I didn't want to lose the data/system I already had on my iMac's drive, but I knew that the end of the volume was empty and unused since it was a pretty fresh install (and large disk), so I skipped defragmenting the drive.

[1] booted a debian linux ppc install disk, exited to shell when I could.

[2] ran 'parted' on the iMac drive

[3] resized the mac partition, and created a new small partition with the free space at the end of the drive.

[4] rebooted with a Mac OS install disk

[5] using the apple disk utilities app, under the preferences menu made the new volume 'mounted at boot time'

[6] rebooted (original system on hd)

[7] The system asked if I wanted to initialize the volume, and I did.

[8] ta-da!

 

Charlieman

Well-known member
Ten out of ten for bravery, Equant. I wonder if a similar sort of procedure might be achieved on an Intel Mac using the BootCamp installation utilities? Possibly use BootCamp to perform steps 1 to 3 (ie shrink the existing disk, create a new partition). Then use Disk Utility under OS X to convert the second partition back to HFS+.

 

equant

Well-known member
Lol, thanks Charlieman, and thanks for your original hypothesis. I don't know anything about OSX, so I can't ponder your post.

And as a further note about the appleshare limit...

From my real world results it looks like the appleshare volume size limit for System 6 is somewhere between 3 and 10 gigs. Sooo, I'd have to guess that the real limit is either 4096 MB or 8192 MB since those would correspond with 36 and 37 bits.

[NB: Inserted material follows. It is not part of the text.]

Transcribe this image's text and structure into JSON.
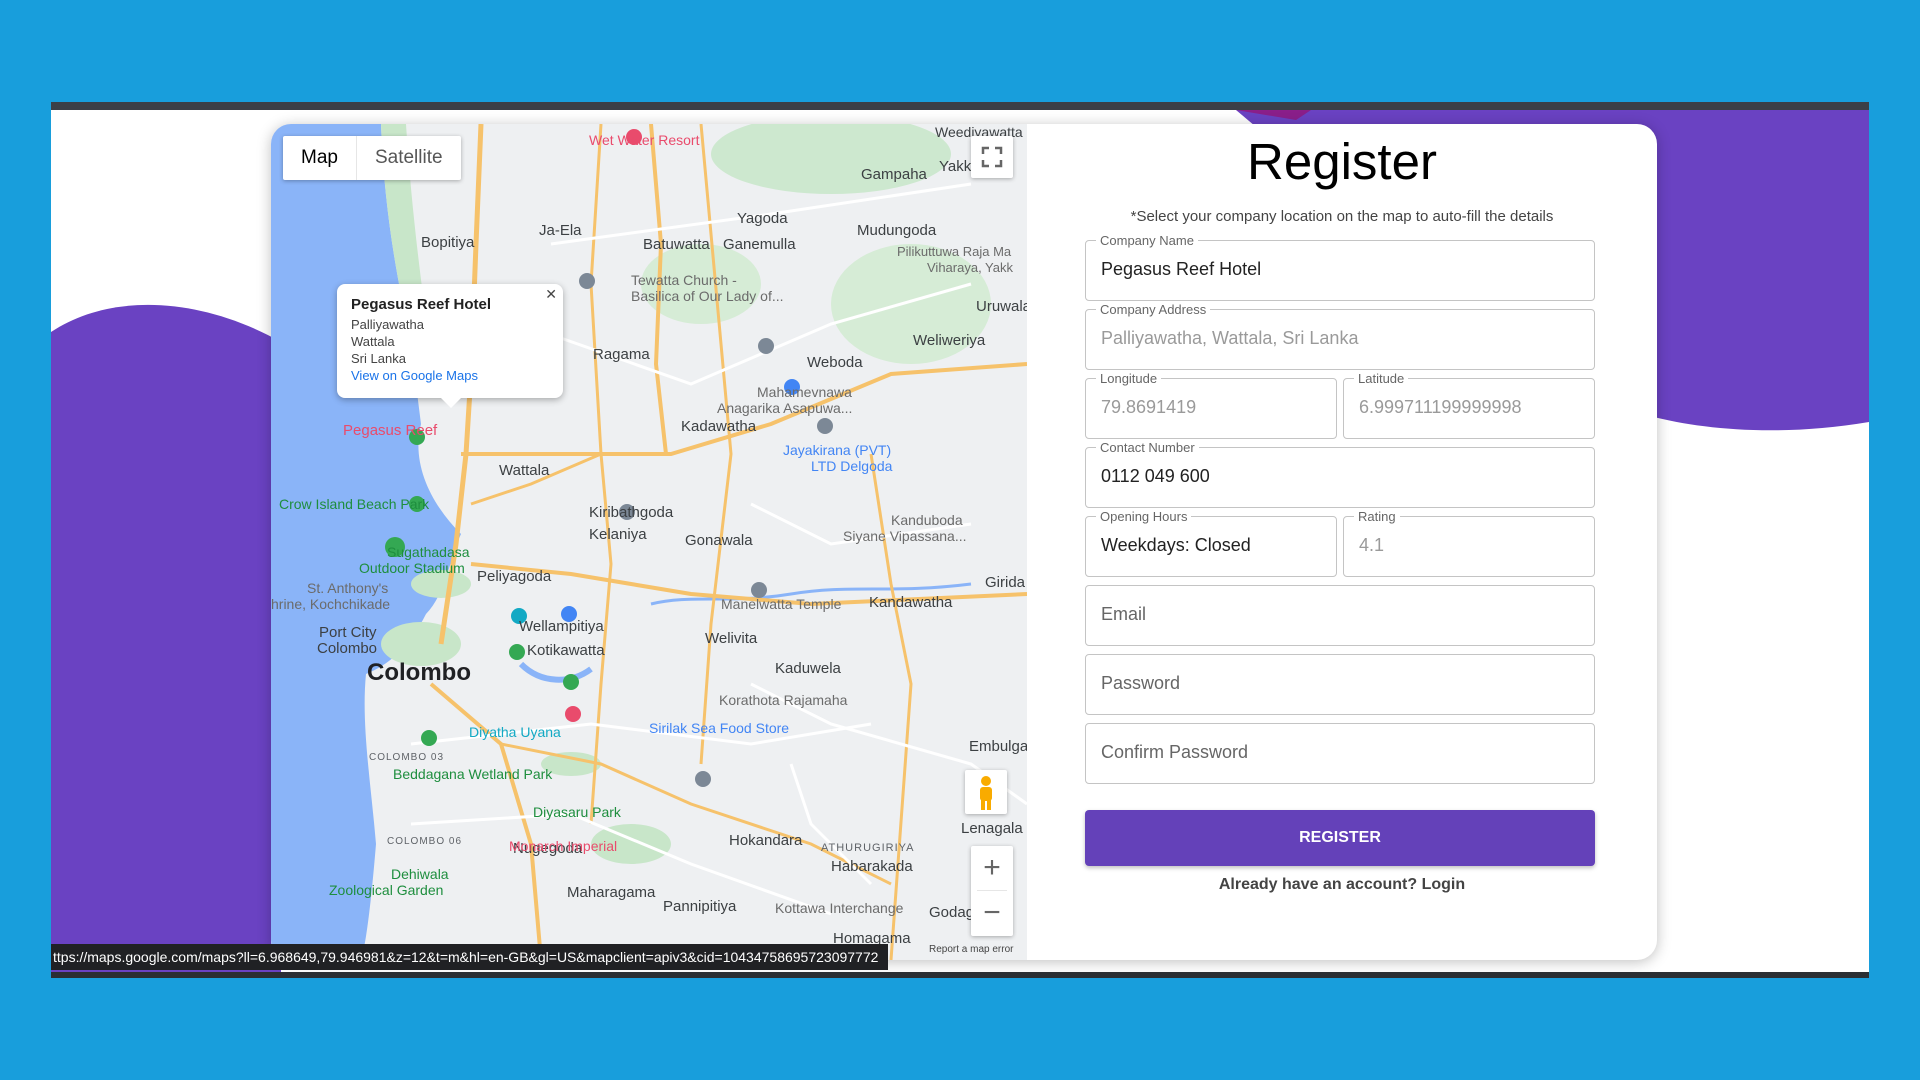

Also, I've been able to access/read files on a 3 gig volume from system 6, but not write to it (as discussed in a different 68kmla thread), so I guess three's a lower limit for being able to write to the volume.

 

Anonymous Freak

Well-known member
Ten out of ten for bravery, Equant. I wonder if a similar sort of procedure might be achieved on an Intel Mac using the BootCamp installation utilities? Possibly use BootCamp to perform steps 1 to 3 (ie shrink the existing disk, create a new partition). Then use Disk Utility under OS X to convert the second partition back to HFS+.
Yes, that works just fine. But you can't expand the main partition back that way, since Disk Utility can't enlarge partitions, and Boot Camp Assistant (which can expand it,) doesn't see the partition anymore.

 

equant

Well-known member
Yes, that works just fine. But you can't expand the main partition back that way, since Disk Utility can't enlarge partitions, and Boot Camp Assistant (which can expand it,) doesn't see the partition anymore.
It'd be easy enough to pull the second partition back into first using fdisk or parted (off of a linux/bsd install/recovery disc) if you needed, but I don't know what OS9 or OSX would think when it saw the drive.